Лавров кашлянул. Рита быстро оглянулась на него, потом перевела взгляд на «спасителя» и кивнула, словно что-то поняв.
– Я вернусь в отель, Федор, – сказала она Лаврову.
«Отель! Это ж надо, а? Где ж она в Энске отель выискала? – потрясенно подумал Георгий. – А почему она так хорошо по-русски говорит? Переводчица, что ли?»
На лице «спасителя» после ответа Риты выразилось явное облегчение. Он повернулся к Георгию:
– А вы, товарищ Аксаков, на кладбище ехать намерены?
«Он меня знает? – изумился Георгий. – А впрочем, говорят, в Конторе Глубокого Бурения[3] всё про всех знают…»
Не составляло труда понять, кто он такой, этот неприметный тип. Красные корочки, влиятельность, всезнайство… Ну да, ведь за всеми иностранцами следят, понятное дело. Чтобы не начали тут пропагандировать и внедрять свой тлетворный образ жизни. Они ведь коварные, иностранцы: приезжают под видом туристов, а сами знай норовят выведать какую-нибудь государственную тайну. Только недавно в газетах писали, как в Энске ловили шпионов во время Великой Отечественной войны. Интервью давал генерал-майор Храмов, который в то время был подполковником и руководил операцией «Проводник» – по радиоигре с разведшколой гитлеровцев, засылавшей в Энск свою агентуру. Столько врагов разоблачили! Некоторые из них умудрились даже в военном госпитале окопаться под видом шоферов или раненых. Георгий пристал к маме с расспросами – она ведь в войну работала там санитаркой, – но мама сухо сказала, что ничего не знает, однако газету с интервью Храмова спрятала. Потом баба Саша искала ее, чтобы почитать, но газета исчезла.
– Игорек, – как обычно, путая имя, спросила баба Саша, – ты не видал «Энского рабочего»? А ты, Оля, не видела?
– Наверное, выбросил кто-то, – беспечно сказала мама, но Георгий знал, что она спрятала газету в шкафу, который стоял в их с отчимом спальне.

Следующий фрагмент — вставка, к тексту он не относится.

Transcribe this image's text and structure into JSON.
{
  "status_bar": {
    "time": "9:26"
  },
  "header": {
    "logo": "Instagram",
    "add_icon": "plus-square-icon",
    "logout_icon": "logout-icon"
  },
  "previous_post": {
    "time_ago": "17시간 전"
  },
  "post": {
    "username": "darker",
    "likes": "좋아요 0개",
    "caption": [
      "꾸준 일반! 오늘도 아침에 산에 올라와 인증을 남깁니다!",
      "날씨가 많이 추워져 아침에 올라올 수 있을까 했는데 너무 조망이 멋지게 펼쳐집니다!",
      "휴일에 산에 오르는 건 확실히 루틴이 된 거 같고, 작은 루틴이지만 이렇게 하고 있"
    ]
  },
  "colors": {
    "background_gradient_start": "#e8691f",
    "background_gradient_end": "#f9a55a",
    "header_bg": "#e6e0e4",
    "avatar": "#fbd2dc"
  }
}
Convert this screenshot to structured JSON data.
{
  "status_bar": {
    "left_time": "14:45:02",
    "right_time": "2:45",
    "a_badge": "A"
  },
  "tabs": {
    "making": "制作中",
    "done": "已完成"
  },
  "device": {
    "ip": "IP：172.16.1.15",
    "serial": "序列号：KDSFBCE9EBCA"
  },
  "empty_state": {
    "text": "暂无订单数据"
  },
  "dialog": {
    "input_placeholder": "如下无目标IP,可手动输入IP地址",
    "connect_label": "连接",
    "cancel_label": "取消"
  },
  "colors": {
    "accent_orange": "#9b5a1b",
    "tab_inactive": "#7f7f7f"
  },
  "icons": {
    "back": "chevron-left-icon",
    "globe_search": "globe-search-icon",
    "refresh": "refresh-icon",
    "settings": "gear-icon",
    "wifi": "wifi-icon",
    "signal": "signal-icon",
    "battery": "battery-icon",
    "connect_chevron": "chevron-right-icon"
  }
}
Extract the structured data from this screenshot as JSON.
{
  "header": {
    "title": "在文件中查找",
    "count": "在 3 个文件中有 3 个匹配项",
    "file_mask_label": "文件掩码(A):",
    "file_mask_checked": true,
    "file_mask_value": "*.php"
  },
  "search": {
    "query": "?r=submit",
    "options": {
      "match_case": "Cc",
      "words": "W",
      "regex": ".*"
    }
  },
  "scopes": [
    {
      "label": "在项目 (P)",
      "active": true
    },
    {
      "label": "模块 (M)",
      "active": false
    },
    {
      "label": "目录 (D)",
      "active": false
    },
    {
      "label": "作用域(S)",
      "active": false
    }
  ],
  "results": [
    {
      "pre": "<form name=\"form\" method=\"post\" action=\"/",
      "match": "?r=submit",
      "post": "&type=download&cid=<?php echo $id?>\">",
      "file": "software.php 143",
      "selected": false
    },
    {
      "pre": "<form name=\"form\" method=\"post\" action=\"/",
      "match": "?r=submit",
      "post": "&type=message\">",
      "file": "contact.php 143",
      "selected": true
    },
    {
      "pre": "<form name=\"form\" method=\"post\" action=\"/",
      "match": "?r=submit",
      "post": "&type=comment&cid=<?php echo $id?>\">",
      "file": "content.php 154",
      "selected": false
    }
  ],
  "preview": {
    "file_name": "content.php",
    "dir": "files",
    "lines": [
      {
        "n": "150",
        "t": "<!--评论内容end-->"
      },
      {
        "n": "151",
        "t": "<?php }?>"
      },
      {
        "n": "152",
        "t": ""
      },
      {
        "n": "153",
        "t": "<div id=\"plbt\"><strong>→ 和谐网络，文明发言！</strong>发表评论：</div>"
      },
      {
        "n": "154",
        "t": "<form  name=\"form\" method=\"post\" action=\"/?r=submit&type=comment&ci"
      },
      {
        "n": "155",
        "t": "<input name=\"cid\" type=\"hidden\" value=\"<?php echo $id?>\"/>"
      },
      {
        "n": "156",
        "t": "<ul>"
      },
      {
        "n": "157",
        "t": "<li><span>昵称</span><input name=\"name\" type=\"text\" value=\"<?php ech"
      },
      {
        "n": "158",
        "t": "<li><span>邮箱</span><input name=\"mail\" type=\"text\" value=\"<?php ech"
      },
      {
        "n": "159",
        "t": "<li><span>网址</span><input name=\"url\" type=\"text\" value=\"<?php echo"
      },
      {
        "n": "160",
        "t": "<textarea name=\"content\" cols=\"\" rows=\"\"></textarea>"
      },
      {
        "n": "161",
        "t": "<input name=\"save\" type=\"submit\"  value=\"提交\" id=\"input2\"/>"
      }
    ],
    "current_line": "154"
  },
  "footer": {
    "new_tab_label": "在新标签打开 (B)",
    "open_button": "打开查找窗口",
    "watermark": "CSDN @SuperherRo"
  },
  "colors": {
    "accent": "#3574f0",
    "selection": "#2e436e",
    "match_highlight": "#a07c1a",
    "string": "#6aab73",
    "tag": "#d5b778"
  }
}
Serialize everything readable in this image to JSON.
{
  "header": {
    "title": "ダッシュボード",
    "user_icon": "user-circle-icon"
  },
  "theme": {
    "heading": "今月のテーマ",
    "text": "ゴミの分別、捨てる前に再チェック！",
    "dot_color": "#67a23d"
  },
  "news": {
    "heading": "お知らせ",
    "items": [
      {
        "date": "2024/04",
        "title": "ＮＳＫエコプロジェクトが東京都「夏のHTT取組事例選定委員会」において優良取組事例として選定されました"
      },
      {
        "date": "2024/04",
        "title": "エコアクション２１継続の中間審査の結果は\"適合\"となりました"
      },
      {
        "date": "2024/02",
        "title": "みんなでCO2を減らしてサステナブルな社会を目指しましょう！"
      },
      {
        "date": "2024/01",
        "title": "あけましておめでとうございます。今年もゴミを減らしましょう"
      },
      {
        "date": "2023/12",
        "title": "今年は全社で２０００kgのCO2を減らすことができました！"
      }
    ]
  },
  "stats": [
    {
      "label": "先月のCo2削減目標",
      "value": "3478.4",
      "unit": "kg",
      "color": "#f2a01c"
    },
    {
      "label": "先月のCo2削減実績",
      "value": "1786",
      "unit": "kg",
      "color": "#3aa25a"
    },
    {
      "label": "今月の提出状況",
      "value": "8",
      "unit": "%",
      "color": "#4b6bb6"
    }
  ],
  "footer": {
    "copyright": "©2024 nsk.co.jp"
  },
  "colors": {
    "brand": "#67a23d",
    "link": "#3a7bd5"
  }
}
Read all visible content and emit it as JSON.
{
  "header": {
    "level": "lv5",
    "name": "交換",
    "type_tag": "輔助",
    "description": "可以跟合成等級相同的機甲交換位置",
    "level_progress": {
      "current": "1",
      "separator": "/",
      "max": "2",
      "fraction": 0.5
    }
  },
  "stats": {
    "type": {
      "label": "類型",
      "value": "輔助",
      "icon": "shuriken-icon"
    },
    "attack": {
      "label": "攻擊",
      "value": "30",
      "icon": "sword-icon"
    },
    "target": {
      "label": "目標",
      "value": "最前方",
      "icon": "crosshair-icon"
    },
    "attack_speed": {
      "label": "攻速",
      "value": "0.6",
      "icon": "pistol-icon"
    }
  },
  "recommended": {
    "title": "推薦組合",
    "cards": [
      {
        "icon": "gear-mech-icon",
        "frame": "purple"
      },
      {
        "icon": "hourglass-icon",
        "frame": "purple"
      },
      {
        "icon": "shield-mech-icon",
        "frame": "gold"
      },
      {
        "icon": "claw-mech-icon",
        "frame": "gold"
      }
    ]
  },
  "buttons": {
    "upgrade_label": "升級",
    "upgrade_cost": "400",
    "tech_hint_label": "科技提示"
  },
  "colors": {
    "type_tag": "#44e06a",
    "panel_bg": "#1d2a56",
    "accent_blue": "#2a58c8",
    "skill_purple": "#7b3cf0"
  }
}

Он только вздохнул тогда. В прошлом их семьи было столько загадок… У бабы Саши и бабы Любы – свои, у мамы – свои, у отчима – свои. Но никто не собирался эти секреты открывать детям, Георгий и Верунька жили, ничего о прошлом не ведая. Может, оно и хорошо – не обременять детей ничем тяжелым и страшным, – но Георгию хотелось знать все. Ему вообще нравилось думать о бабках своих, о дедах, об их жизни, о жизни маминой… Ему становилось как-то спокойней от этих размышлений. Когда о прошлом ничего не знаешь, кажется, за твоей спиной веет ветер ледяной пустыни, а когда чувствуешь позади тылы, охраняемые предками, – жить теплее. Честное слово! Вообще уверенней себя чувствуешь, когда можешь мысленно оглянуться – и посмотреть в их сочувствующие, любящие глаза, как бы говорящие: «Мы с тобой! Ты не один!»
А впрочем, что-то он сейчас не о том задумался. «Спаситель» по-прежнему смотрит на него выжидающе, и Лавров уставился удивленно, и Рита… Она тоже на него смотрит, да как!
Что происходит, товарищи? Что произошло в то краткое мгновение, пока он отвлекся на свои размышления?
– Аксаков? – прищурился Лавров. – Ваша фамилия – Аксаков? Извините, вы… вы кем работаете?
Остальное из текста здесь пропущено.